There are three pairs of terms that are used throughout the Ofsted review that are worth considering in the primary context. They are:
substantive and disciplinary
conceptual and procedural
discovery learning/enquiry-based teaching approaches and scientific enquiry.
Substantive and disciplinary knowledge
Fortunately, ‘substantive’ and ‘disciplinary’ knowledge appear to map fairly directly to the language used in the National Curriculum. It seems safe to assume that, when Ofsted refers to ‘substantive’ knowledge, they mean the ‘knowledge’ statements in the National Curriculum and, when they refer to ‘disciplinary’ knowledge, they mean the ‘working scientifically’ statements.
Conceptual and procedural knowledge
Where things get a little more complex is trying to establish how Ofsted’s ‘conceptual’ and ‘procedural’ knowledge relate to ‘substantive’ and ‘disciplinary’ knowledge. Here again, it seems that they can be mapped reasonably simply as defined in the table below which illustrates how the knowledge and the working scientifically statements from the National Curriculum can be divided between Ofsted’s ‘conceptual’ and ‘procedural’ knowledge.
If the above definitions of ‘conceptual’ and ‘procedural’ knowledge are applied to the content of the National Curriculum, what emerges, in terms of where the content is likely to belong under these terms, is illustrated in the table below.
Enquiry-based teaching approaches/discovery learning and scientific enquiry
The other two terms used in the Ofsted review that it is helpful to clarify the meaning of, in a primary context, are ‘enquiry-based teaching approaches/discovery learning’, as distinct from ‘scientific enquiry’. For simplicity’s sake, we are going to use the term ‘discovery learning’ rather than ‘enquiry-based teaching approaches/discovery learning’, but the review uses both terms.

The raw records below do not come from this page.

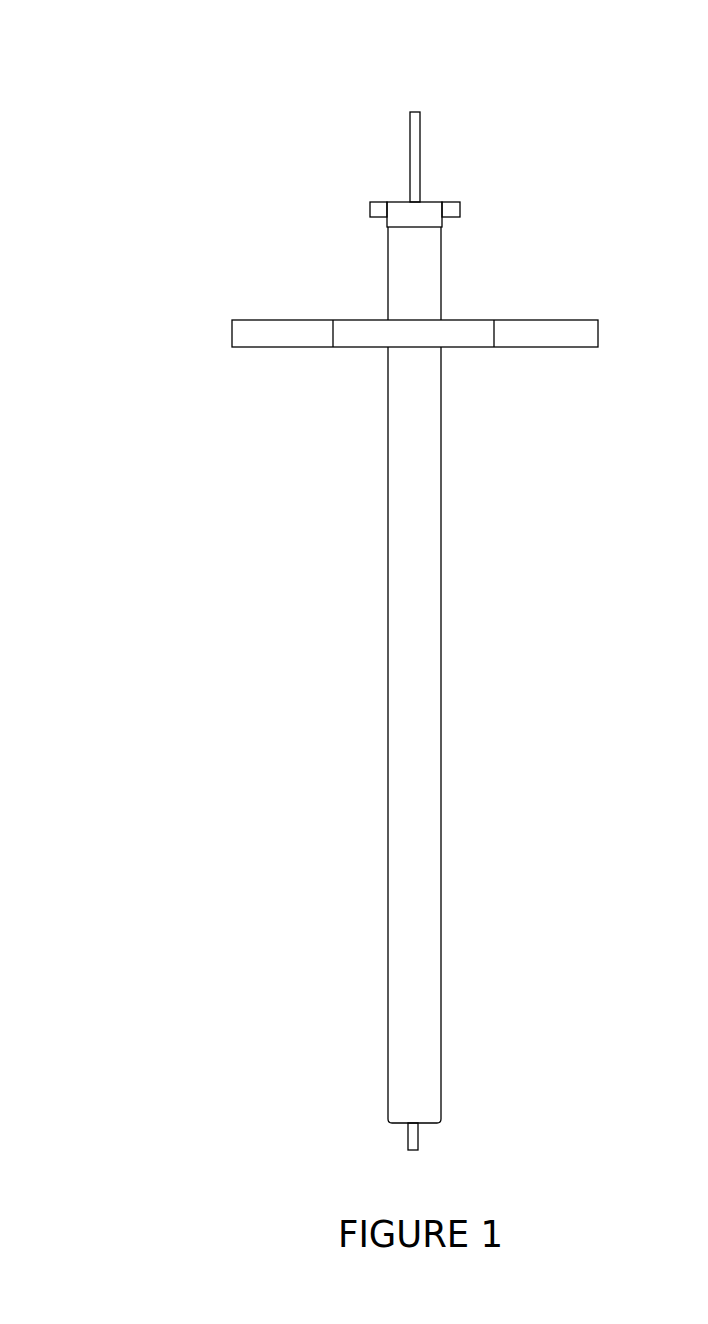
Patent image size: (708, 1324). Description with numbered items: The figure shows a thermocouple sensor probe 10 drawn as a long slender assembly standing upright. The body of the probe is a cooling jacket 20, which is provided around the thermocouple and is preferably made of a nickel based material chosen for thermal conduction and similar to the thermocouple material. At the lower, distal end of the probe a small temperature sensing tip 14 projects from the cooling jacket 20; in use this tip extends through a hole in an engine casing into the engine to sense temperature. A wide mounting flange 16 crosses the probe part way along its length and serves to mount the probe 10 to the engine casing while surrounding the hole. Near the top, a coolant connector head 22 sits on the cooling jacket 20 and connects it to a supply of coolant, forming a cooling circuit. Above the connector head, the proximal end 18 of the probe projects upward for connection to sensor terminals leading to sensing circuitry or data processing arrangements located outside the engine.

The thermocouple sensor probe 10 is at (200, 135).
The temperature sensing tip 14 is at (485, 1111).
The mounting flange 16 is at (434, 421).
The proximal end 18 is at (487, 123).
The cooling jacket 20 is at (481, 675).
The coolant connector head 22 is at (471, 249).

‘Discovery learning’ refers to practical activities that enable pupils to be introduced to objects and phenomena, such as air resistance, dissolving and melting, making a light bulb work, making shadows or observing living things in their habitats, before they are taught the substantive conceptual knowledge. The review does not suggest these activities are not a valid part of teaching science. However, it does make it clear that the substantive conceptual knowledge needs to be taught explicitly and before pupils undertake ‘scientific enquiry’. It also makes clear that ‘discovery learning’ should not be confused with ‘scientific enquiry’.
Ofsted are clear that ‘scientific enquiry’ involves pupils using previously learnt, substantive and disciplinary knowledge together to answer scientific questions, using the scientific enquiry types set out in the National Curriculum. ‘Scientific enquiry’ can be scaffolded or independent, but the pupils must be answering a specific scientific question, not just exploring objects or phenomena, which would be ‘discovery learning’.
Should schools be using these terms in future?
There is no right or wrong answer to this question. Ofsted feels these terms are a helpful way of thinking and talking about science education but, when we asked Jasper Green (Ofsted’s Subject Lead for Science) whether Ofsted inspectors would expect schools to know and use these terms, on #ASEChat this week, he said they would not.
As long as the planning and teaching of science in your school reflects the factors associated with quality science education highlighted in the review, what terms your school chooses to use does not matter to Ofsted.